Taz Crawlers From China

Continuing with experiences on the net another thing I have noticed are crawlers  operating from China (at least that is what their originating IP addresses are from). None are well behaved and ignore the robots.txt file, some are well written insofar that they are efficient, but most are not and will download anything and everything usually multiple times. I call those Taz crawlers (think Tasmanian Devil) for what should be obvious reasons. We block all these crawlers.

DDOS & Dumb Choices

Recently one of the sites I manage was subjected to a DDOS attack. It was not DDOS attack per-se, but someone wanted some very specific data from the site and thought it would be a good idea to contract it out to a ‘bot farm. The reason I say that they wanted some data was that the urls were very specific. The net effect was a DDOS because lots of ‘bots from everywhere around the world were hammering the site for this data, over and over again. We were lucky in that the attack started slowly so we were able to check the HTTP request used to see how we could screen for it and turn away requests before they got too far down the stack. The attack lasted about 5 days.

A few things to note about this. The HTTP request was easily recognizable so could be screened out. The data was spread over 160 pages with one page summarizing the data so one single request would have gotten the data. Because we were able to screen out the requests the ‘bots failed to get the data. There is a contact form on the site and they could have just asked.

Baylor-Hopkins Center for Mendelian Genomics

And the other project I have been working on is a website for the Baylor-Hopkins Center for Mendelian Genomics. This website is designed to capture patient feature and DNA sample information for sequencing single-gene mendelian phenotypes. The site is not really for public consumption though.

OMIM – Online Mendelian Inheritance in Man

For the curious, for the past 18 months I have been working on the OMIM website on-and-off. From the website:

OMIM is a comprehensive, authoritative compendium of human genes and genetic phenotypes that is freely available and updated daily. The full-text, referenced overviews in OMIM contain information on all known mendelian disorders and over 12,000 genes. OMIM focuses on the relationship between phenotype and genotype. It is updated daily, and the entries contain copious links to other genetics resources.

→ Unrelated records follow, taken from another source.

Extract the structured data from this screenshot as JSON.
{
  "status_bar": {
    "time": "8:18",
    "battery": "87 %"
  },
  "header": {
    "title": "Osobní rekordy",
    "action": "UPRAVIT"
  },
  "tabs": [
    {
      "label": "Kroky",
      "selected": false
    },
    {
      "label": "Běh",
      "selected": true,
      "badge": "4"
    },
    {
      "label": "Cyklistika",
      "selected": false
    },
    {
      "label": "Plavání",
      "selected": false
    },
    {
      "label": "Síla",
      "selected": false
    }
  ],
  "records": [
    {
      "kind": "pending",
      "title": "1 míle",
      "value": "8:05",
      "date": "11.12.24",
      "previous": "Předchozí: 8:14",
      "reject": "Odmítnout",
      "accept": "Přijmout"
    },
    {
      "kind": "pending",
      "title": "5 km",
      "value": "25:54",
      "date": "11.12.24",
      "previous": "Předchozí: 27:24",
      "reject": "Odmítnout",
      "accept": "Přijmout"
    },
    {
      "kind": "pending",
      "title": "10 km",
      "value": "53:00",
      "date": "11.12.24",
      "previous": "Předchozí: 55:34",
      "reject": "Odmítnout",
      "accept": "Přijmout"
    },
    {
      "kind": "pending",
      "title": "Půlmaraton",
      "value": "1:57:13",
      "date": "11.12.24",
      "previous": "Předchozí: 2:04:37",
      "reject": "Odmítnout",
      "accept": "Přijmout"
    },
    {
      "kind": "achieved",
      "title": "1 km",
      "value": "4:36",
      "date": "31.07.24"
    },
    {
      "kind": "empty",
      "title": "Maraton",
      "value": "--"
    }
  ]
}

Worth a look if you are interested in genetics.

 

Google Please Don’t Crawl This Server

For some reason the Googlebot has found it necessary to crawl a development server of mine, I suspect that one of the users uses Google Chrome which probably snarfs urls browsed.

Google tells us that one way to do this is to return the 410 HTTP  status code , and the way to enforce this in httpd.conf is:


# Tell crawlers to go away   
RewriteEngine On    
RewriteCond %{HTTP_USER_AGENT} (Googlebot|bingbot|Validator|MJ12bot|Baiduspider)    
RewriteRule ^.* - [G]

 

I have included other crawlers in the list just to make sure.

 

Whale Tail

This is the tail end of a baby Humpback Whale who cruised past us, when I say cruised I mean mobbed us, three people go hit (there was no damage). I caught a picture of its’ tail which was about 5 feet wide.

You can see the front part of the whale here.

Eye Contact

I had the opportunity to get on a boat going to the Silver Banks which are located north of the Dominican Republic. There was a group cancellation and I jumped on (there is usually a two year waiting list for this trip.)

Humpback whales migrate from the North Atlantic down to the Silver Banks to raise their young for three months at the start of the year. So there is an opportunity to get in the water and swim with them.

This is a young calf (still 12 feet long) who came right up to me to check me out.